Quotes from

"The Anne Rice Calander for 1998"
Each month she writes about New Orleans, about the characters in her novels, about her childhood, her longings, her family, and her dreams.


JUNE

For too much of my young life it meant reunion. School in one form or another--elementary, secondary, college, graduate--had released us and we could now return to something or someone we loved.

The artificial pressures of the classroom gave way to a search for something infinately deeper and more magnficent: summer heat was not always wound up in it.

In fact, it was a cold San Francisco June that I decided, at age 19, I had fallen fatally in love with Stan Rice, and would of my own powerful and clever will bring about the consummation of our relationship, and thereby end a virginity which had been a nuisance ever since the world had meaning.

The 1961 freshman year at North Texas State had released Stan; and he had taken me totally unawares on a stinging cold night in San Francisco by popping up in the hallway of the flat I shared with the Percy family--old dear, respectable friends. All the affection spilled out in our letters was suddenly put to the test, and successfully, in a series of embraces.
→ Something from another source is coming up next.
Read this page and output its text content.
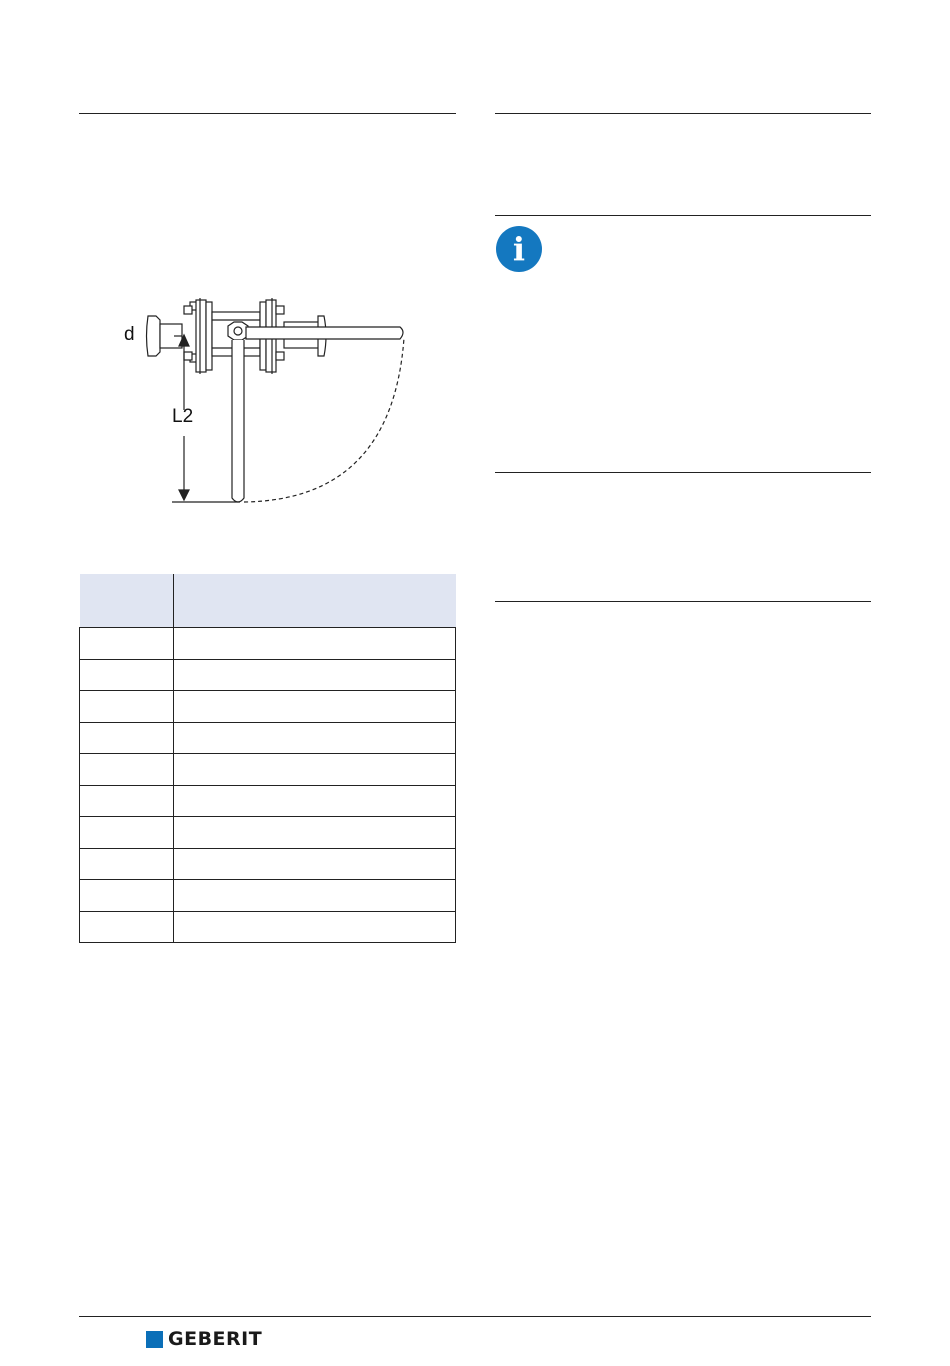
i
d
L2

GEBERIT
But one couldn't consumate a love affair in the Percy flat, as we called it, where I lived with Mrs. Percy and her two sons, Dennis and Brian. It gives me a stab to realize all of these people are no longer living. But then that was thirty-six years ago. Losing one's virginity wasn't something casual. If it had been we wouldn't have used the word lose.

What I contrived was this: two girls at the office having generously offered their oceanfront apartment for the clandestine "rites," I packed a nightgown in my purse before four of us--the unsuspecting Stan and I, my dearest girlfriend Ginny and her boyfriend, innocent guards, set out to see West Side Story, a musical which Stan and I, for wholly different reasons, both loved. It was being performed "in the round" in one of San Francisco's small, very proffesional, yet nationally recognized theaters. Every song was doubly thrilling. The signature song "Tonight," took on glorious meaning. I don't think any event in my life before had involved this swimming, romantic, anticipation, coupled with a willful excitement that was not to be defeated by the fear of pregnancy or the normal common sense of the boy I loved.

At last, we arrived at the oceanfront apartment, and it was directly on the Great Highway that seperates the ice-cold, salty Pacific from the city, and there in a strange bedroom, I took off "everything" and put on a hideous dimestore nightgown, or wrapper, of cotton, with it's rounded collar, buttoned fron, smocking at the breast, and long, cuffed sleeves.

Though Stan seemed, at first, more interested in my friends record of Miles Davis' Sketches of Spain, I lured him away from the other couple who had come along as nearby guards for this clandestine, illegal, immoral event, and soon had Stan in bed, committed, and the deed was done. I don't remember anything as mundane as "satisfaction," only the utter dizzying love and committment: that I belonged to Stan Rice, that it hadn't hurt very much, and that he was forever mine.

June 1996: thirty-five years later found us in Tuscany, our eighteen year old son "released" from high school, from which he graduated with honors, so we could all go to Italy, of which, during 35 years of marriage, I had not seen enough. The anniversary of my deflowering must have passed sometime while we were wandering the steep streets of Assisi or Perugia. I don't know.

But the last night outside Rome we were in a palazzo by the Mediterranean--June, the sea again--full of salt and romance and breeze, and I went happily to sleep in Stan's arms, as I have every night since our wedding--in a cotton gown with a small rounded collar, smocking at the breast, buttons down the front, and long, cuffed sleeves.